Amid Volatile Stock Market, 'Stand Pat' Says Maine Investment Expert

Feb 5, 2018

Brett Miller returns to offer his outlook on the economy.  Miller is senior portfolio manager for Key Private Bank in Portland.  He talked with Maine Public Radio's Morning Edition host Irwin Gratz.

GRATZ: Welcome Brett.

MILLER: Thank you.

GRATZ: We've just heard another 200,000 jobs were created nationally in January. Unemployment remains at its lowest level since 2000. Can we expect this kind of activity in the job market to continue this year?

MILLER: Perhaps one of the flies in the ointment for this current economic cycle: The unemployment rate is quite low right now at 4.1 percent. So there's not a lot of slack, and scarcity of workers could be an issue down the road. It's good news, but at the same time it's a rather important indicator of an aging economic cycle.

GRATZ: You know it also makes me wonder too if this is not another facet of the immigration debate, where we have such a tight labor market and we have an administration that's determined not only to curtail illegal immigration but legal immigration as well.

MILLER: You know I can't say that immigration is a major issue in terms of the current employment situation. You know, we've been at this low unemployment level for some time now. So it's interesting that we're getting the stimulus in the market right now at this point in the cycle, and many economists do expect that it's likely to become inflationary.

GRATZ: We have seen a couple of down days when the stock market recently. Do you think those are blips or are they signs that the rally that's been just charging ahead from last year is finally going to run out of steam?

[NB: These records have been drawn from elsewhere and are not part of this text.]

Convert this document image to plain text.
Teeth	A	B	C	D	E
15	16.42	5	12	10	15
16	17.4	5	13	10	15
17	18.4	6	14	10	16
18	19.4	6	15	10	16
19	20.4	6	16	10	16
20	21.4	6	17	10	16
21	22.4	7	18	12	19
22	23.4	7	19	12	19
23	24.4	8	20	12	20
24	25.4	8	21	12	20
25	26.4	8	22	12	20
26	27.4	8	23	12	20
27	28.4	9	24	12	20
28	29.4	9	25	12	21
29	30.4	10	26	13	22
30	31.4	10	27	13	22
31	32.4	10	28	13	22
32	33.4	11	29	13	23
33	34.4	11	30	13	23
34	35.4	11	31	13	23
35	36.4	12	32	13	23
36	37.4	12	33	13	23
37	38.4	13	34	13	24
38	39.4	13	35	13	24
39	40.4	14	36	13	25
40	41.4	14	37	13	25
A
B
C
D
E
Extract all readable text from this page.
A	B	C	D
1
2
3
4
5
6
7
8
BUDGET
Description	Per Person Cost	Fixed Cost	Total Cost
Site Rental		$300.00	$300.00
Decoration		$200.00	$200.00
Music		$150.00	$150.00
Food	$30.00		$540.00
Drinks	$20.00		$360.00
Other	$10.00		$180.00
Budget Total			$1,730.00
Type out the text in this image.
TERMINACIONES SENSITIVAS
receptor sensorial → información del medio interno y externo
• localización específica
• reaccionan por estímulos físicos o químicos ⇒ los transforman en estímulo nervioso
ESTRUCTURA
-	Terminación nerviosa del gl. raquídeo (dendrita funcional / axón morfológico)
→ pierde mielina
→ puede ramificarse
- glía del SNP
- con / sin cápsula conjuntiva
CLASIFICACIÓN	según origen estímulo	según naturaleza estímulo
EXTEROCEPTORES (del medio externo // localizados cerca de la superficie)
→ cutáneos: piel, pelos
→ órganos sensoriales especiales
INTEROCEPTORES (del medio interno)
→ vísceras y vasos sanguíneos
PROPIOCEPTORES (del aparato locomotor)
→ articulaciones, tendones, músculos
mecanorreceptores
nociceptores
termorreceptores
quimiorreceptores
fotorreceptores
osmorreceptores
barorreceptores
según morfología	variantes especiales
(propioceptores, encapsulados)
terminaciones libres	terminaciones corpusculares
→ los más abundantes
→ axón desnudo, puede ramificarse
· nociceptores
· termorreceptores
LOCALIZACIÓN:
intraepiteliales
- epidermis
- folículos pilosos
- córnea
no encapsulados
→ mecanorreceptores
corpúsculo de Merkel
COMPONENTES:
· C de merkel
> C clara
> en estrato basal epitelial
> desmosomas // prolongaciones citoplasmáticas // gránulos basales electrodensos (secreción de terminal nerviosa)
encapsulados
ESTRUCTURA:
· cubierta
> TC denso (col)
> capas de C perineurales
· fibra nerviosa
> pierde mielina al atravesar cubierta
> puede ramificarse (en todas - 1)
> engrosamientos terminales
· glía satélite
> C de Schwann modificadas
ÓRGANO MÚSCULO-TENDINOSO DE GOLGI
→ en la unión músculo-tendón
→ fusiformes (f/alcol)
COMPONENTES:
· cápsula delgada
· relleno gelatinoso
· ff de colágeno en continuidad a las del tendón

MILLER: Well that's a that's a great point. 2017 was an incredible year. You know, we saw tremendous returns on the S&P. It was also a year that was marked by very little volatility. We saw over 40 weeks on the S&P without a 3 percent correction. Not unprecedented, but we haven't seen that sort of lack of volatility for a long time. So you could certainly argue that we're due for a pullback, and we do think that that will happen. However, we're not looking for a bear market. And the reason that we were not looking for that is the economic underpinnings are really very solid right now, and 2018 is expected to be similar in terms of economic growth. And then, of course, the real engine for the stock market is corporate profits, and that too is firing on all cylinders.

GRATZ: Is that because it’ll justify the valuations of stocks that we're seeing right now?

MILLER: Exactly right. We have seen, you know, the market getting a little bit ahead of itself, really, by just about any metric that you look at. We're still a little bit ahead of ourselves, so I think a couple of things could happen: Obviously, a correction would set that rate, but also the market could trade sideways while earnings catch up to the current valuation.

GRATZ: Which could be some of what we've been seeing in the last week, as you begin to see those ups and downs.

MILLER: Exactly right. You know, we all know that cycles don't go forever in one direction. And this is part and parcel, I think, of normal market behavior.

GRATZ: So what are you recommending these days to investors?

MILLER: Well, we are largely recommending that investors stand pat. In terms of their current allocations. We are favoring stocks over bonds, but we've been doing that for a long time; and we're also focusing on the international side of the house as we move forward. We think that perhaps international markets have a little bit more opportunity to continue their expansion.

GRATZ; I've heard people say before that economic expansions don't die of old age - something comes along that will make things turn down. So what could actually make this expansion stop?

MILLER: Another version of what you just said, that I've heard at least, is economic expansions don't die of natural causes - they're killed by central bankers. And I think that may well be the case in this current cycle. People are very intent on what the Fed has been doing and eventually, historically, they raise rates to a high enough level that it chokes off growth. So I don't expect this cycle to be necessarily any different, and it's really more a question of when than if.